Monday, August 03, 2015

Brain correlates of the impatience of adolescents.

Teens and young adults show greater impulsivity than children and adults, reflected by increases in emergency room visits, accidents from drug or alcohol use, and increased mortality risk. van den Bos et al. relate this to developmental changes in the structural and functional connectivity of different frontostriatal tracts. Participants made choices between smaller, sooner (SS)  and larger, later (LL) monetary rewards in a delay-discounting task. Accepting a delay for a larger, later reward correlated with prefrontal inhibition of areas in the striatum:
Adolescence is a developmental period associated with an increase in impulsivity. Impulsivity is a multidimensional construct, and in this study we focus on one of the underlying components: impatience. Impatience can result from (i) disregard of future outcomes and/or (ii) oversensitivity to immediate rewards, but it is not known which of these evaluative processes underlie developmental changes. To distinguish between these two causes, we investigated developmental changes in the structural and functional connectivity of different frontostriatal tracts. We report that adolescents were more impatient on an intertemporal choice task and reported less future orientation, but not more present hedonism, than young adults. Developmental increases in structural connectivity strength in the right dorsolateral prefrontal tract were related to increased negative functional coupling with the striatum and an age-related decrease in discount rates.
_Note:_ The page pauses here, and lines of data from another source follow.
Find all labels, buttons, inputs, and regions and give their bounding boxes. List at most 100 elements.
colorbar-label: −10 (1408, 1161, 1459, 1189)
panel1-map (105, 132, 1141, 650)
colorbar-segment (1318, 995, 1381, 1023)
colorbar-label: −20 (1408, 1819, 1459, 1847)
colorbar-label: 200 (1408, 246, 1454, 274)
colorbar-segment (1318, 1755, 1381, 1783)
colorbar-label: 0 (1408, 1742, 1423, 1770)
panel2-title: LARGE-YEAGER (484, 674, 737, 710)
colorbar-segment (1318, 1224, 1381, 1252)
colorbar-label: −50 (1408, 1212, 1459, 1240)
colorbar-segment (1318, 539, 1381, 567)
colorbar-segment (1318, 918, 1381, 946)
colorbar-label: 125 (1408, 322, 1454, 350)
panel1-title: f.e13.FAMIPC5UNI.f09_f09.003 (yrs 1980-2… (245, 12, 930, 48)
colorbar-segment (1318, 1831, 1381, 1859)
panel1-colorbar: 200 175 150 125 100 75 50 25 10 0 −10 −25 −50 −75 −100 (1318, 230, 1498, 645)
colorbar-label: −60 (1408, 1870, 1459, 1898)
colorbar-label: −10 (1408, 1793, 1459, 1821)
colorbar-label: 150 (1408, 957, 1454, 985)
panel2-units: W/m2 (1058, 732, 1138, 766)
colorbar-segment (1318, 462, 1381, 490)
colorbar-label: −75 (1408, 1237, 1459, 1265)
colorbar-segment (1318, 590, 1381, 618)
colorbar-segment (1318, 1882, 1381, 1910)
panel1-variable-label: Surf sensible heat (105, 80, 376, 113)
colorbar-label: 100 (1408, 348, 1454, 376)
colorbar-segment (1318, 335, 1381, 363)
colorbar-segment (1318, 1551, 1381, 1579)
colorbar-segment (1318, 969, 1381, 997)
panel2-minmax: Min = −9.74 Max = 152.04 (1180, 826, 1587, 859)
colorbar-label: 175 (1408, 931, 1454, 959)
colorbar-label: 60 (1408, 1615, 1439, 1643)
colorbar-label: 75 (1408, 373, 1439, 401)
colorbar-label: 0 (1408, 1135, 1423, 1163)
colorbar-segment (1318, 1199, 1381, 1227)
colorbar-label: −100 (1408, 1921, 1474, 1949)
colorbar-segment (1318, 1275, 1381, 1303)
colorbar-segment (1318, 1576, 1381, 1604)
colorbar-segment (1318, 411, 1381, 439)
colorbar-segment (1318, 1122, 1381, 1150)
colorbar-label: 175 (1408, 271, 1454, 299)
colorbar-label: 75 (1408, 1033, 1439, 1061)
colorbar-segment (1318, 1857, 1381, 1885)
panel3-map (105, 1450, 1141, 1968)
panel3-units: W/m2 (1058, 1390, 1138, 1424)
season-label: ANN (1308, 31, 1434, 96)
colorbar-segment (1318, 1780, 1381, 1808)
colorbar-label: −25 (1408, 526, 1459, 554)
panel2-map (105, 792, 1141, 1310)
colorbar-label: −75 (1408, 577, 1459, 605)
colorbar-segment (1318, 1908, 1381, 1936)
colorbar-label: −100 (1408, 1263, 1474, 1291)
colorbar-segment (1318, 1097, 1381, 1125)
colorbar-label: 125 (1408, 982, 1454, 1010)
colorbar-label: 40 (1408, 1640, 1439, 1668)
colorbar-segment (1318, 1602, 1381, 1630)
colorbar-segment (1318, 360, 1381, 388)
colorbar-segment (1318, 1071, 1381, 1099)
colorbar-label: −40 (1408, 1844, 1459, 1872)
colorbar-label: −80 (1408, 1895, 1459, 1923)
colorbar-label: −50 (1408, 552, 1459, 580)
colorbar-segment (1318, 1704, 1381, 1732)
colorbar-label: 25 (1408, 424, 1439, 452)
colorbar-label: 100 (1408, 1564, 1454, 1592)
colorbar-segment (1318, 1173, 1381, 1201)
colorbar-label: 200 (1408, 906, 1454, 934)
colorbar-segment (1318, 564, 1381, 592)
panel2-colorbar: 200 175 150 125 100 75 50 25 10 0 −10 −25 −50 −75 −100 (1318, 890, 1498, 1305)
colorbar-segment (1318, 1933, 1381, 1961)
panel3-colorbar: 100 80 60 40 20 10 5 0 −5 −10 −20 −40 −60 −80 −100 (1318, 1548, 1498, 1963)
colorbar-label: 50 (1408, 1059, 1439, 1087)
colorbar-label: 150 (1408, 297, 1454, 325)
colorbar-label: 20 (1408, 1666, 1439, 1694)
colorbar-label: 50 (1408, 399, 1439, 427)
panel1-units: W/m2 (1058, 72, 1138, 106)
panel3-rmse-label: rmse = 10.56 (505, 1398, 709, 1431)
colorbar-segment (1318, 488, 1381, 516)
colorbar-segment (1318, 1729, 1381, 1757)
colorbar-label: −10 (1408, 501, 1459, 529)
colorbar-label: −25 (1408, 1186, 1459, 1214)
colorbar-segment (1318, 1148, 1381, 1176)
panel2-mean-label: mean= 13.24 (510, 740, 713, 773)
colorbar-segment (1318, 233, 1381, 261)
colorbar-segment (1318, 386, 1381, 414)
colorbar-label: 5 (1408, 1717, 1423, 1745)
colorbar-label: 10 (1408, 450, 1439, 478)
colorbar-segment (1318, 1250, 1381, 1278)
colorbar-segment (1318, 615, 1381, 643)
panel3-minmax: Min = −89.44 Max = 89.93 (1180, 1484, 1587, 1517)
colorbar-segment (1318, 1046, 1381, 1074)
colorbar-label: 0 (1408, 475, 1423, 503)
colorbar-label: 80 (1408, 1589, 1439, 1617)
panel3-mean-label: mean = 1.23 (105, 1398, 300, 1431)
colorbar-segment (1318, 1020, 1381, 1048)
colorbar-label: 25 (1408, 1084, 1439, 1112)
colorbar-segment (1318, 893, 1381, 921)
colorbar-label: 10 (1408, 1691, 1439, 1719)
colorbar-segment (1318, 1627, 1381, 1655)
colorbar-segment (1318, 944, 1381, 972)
Our results suggest that mainly increased control, and the integration of future-oriented thought, drives the reduction in impatience across adolescence.
This clip from one of the figures shows the relevant brain areas:


By the way, on the subject of adolescents, I'll point to another piece of work by Baker et. al. on developmental changes in brain network hub connectivity in late adolescence

Tuesday, July 28, 2015

Dopamine and subjective well-being

Dolan and collaborators note influences of dopamine on emotion and decision making that are distinct from its known role in learning.:
The neuromodulator dopamine has a well established role in reporting appetitive prediction errors that are widely considered in terms of learning. However, across a wide variety of contexts, both phasic and tonic aspects of dopamine are likely to exert more immediate effects that have been less well characterized. Of particular interest is dopamine's influence on economic risk taking and on subjective well-being, a quantity known to be substantially affected by prediction errors resulting from the outcomes of risky choices. By boosting dopamine levels using levodopa (L-DOPA) as human subjects made economic decisions and repeatedly reported their momentary happiness, we show here an effect on both choices and happiness. Boosting dopamine levels increased the number of risky options chosen in trials involving potential gains but not trials involving potential losses. This effect could be better captured as increased Pavlovian approach in an approach–avoidance decision model than as a change in risk preferences within an established prospect theory model. Boosting dopamine also increased happiness resulting from some rewards. Our findings thus identify specific novel influences of dopamine on decision making and emotion that are distinct from its established role in learning.